Dust is very bad for horses. Decent owners pay around 5ukp a bag for SHAVINGS that have had any dust blown out - and been magnetically screened for nails and crap like that. Anyone who cares about their horse won't buy "just any old dust", sorry.

Carpentry shop next to my yard used to use a have a small garden incinerator smouldering away all the time - any chance of that for you?

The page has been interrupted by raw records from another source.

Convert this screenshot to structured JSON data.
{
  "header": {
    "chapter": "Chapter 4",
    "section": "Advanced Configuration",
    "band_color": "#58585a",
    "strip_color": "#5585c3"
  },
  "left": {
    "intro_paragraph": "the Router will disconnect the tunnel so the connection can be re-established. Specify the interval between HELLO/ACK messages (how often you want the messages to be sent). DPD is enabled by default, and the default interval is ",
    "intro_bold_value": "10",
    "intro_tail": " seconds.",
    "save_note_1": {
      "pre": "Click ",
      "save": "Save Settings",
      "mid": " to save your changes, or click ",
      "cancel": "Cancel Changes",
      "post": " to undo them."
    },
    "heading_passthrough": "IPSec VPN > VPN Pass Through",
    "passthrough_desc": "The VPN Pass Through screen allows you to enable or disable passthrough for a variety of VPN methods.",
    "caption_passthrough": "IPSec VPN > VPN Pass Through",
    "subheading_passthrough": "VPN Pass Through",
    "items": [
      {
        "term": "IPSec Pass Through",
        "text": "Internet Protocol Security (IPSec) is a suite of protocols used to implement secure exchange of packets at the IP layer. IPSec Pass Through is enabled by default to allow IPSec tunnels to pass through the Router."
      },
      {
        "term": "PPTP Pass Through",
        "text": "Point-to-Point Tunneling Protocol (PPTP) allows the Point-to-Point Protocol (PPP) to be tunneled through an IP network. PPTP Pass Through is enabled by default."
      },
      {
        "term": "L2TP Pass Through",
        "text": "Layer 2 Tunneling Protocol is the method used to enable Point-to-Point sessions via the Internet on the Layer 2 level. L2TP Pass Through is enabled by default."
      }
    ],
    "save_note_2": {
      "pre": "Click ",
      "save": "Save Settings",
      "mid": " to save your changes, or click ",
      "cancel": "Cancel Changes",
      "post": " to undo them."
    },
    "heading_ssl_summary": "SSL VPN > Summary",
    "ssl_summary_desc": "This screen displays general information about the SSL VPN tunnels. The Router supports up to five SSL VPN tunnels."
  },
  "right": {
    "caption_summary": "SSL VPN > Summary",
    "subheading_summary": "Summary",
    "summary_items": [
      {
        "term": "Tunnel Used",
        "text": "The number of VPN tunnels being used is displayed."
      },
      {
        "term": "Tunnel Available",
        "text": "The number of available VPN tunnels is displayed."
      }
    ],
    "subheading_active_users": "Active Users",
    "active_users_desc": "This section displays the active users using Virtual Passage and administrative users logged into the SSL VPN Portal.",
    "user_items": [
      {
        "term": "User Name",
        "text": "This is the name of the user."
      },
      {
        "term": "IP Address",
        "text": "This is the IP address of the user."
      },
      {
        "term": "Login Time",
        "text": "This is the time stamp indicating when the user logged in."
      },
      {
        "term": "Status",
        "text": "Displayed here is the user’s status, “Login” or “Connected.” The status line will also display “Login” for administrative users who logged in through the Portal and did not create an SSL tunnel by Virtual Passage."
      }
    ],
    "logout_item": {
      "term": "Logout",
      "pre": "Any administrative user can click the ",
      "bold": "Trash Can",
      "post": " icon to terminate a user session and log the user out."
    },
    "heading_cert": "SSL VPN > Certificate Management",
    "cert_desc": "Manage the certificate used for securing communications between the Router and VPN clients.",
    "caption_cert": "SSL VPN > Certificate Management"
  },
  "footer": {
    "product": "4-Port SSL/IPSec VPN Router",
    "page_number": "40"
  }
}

Probably even burn in an pot bellied stove if you want free heating for your workshop.

Reply to
Simon Avery

The sawdust was not for bedding area afaik, just for drying up excessively wet area which his paddock was prone to.

Unfortunately a primary school backs onto the back of the yard, so only weekend burning is an option, unless i can guarantee very low smoke output.

We do our wood burning well away from area that have the remotest chance of ignition, we use old metal watertanks to contain the fires, which we allow builders to drop of very infrequently (they benefit from not paying to dump it, we benefit from not having to buy an incinerator bin)

Reply to
David Hemmings

noone who lives in the area and doesn't have a vested interest. Anyone who agrees to its installation, the board of directors, the scientists they have paid to give evidence and bent politicians should be forced to live in the immediate vicinity of monstosities like this for at least 5 years and then see where their vote lies.

Make the driving range and play a round of golf at the golf course quite unpleasant sometimes.